Each unique handshake corresponds to a unique pair of persons. Also, note that the order of the two people in the pair does not matter. For example, if X and Y are two people, then XY and YX won’t be counted separately; only the pair {X, Y} will be counted.

Thus, we need to find the number of ways in which 2 people can be selected out of 10. Clearly, the answer is:

$^{10}{C_2} = \frac{{10!}}{{2!\left( {10 - 2} \right)!}} = \frac{{10!}}{{2!8!}} = 45$

 $$\therefore$$ 45 handshakes in total!
 Example 2

How many diagonals are there in a polygon with n sides?

Solution

If we select any two vertices of the polygon and join them, we will get either a diagonal or a side of the polygon. The number of ways of selecting two vertices out of n is $$^n{C_2} = \frac{{n\left( {n - 1} \right)}}{2}$$. Out of these selections, n correspond to the sides of the polygon. Thus, the number of diagonals is:

$\frac{{n\left( {n - 1} \right)}}{2} - n = \frac{{n\left( {n - 3} \right)}}{2}$

 $$\therefore$$ number of diagonals are $$\frac{{n\left( {n - 3} \right)}}{2}$$
 Example 3

A football team has a squad of 15 members. In how many ways can a playing team of 11 players be selected if one particular player must be chosen?

Solution

If we must have one particular player in our team, then we need to choose 10 players out of the remaining 14. This can be done in $$^{14}{C_{10}}$$ ways.

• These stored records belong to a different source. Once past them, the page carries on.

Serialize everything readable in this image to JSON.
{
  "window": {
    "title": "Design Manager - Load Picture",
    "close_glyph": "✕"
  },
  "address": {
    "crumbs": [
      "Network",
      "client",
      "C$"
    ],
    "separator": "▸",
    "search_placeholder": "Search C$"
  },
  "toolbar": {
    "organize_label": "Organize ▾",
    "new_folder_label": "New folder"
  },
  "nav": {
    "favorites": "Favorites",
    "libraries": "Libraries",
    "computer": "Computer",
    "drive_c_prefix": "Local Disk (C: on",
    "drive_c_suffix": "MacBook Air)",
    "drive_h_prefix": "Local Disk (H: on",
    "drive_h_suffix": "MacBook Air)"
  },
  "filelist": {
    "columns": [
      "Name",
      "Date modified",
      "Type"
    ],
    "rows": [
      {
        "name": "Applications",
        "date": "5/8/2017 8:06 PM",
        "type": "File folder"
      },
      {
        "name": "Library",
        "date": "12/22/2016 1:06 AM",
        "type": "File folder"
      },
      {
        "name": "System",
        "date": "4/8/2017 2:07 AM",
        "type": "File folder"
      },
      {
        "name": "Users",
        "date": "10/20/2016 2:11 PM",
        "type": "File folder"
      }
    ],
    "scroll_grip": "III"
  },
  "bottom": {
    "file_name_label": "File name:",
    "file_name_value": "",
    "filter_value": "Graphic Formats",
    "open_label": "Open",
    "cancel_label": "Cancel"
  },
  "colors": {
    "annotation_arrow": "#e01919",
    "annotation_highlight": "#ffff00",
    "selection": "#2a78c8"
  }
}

 $$\therefore$$ this can be done in $$^{14}{C_{10}}$$ = 1001 ways
 Example 4

A class has 25 students. For a school event, 10 students need to be chosen from this class. 4 of the students of the class decide that either four of them will participate in the event, or none of them will participate. In how many ways can the selection of 10 students be done?

Solution

Given the specified constraint, we divide the set of all possible selections of 10 students into two groups:

1. The selections include the 4 students; we already have 4 students – we need to select 6 more students out of the remaining 21 students. This can be done in $$^{21}{C_6}$$ ways. Thus, the number of possible selections that include the 4 students is $$^{21}{C_6}$$.
2. The selections do not include the 4 students; now we need to select 10 students out of the remaining 21. This can be done in $$^{21}{C_{10}}$$ ways. Thus, the number of possible selections that do not include the 4 students is $$^{21}{C_{10}}$$.

The total number of selections possible under the specified constraint is $$^{21}{C_6}{ + ^{21}}{C_{10}}$$.

 $$\therefore$$ The answer is $$^{21}{C_6}{ + ^{21}}{C_{10}}$$.
 Example 5

From a basket/plate of 6 apples and 4 mangoes, a total of 5 fruits are needed to be chosen. In how many ways can this be done if the choice has at least 2 apples?

Solution

We divide the situation of “at least 2 apples” into the following cases, and count the number of groups corresponding to each case:

 Case No. of apples No. of mangoes No. of possible selections 1 2 3 $^4{C_2}{ \times ^6}{C_3} = 120$ 2 3 2 $^4{C_3}{ \times ^6}{C_2} = 60$ 3 4 1 $^4{C_4}{ \times ^6}{C_1} = 6$

Thus, the total number of selections consisting of at least 2 apples is 120 + 60 + 6 = 186.

 $$\therefore$$ Total selections are 186

Challenging Questions

Now that you have understood the concepts of permutations and combinations, can you try solving the question that we thought of at the beginning of the article?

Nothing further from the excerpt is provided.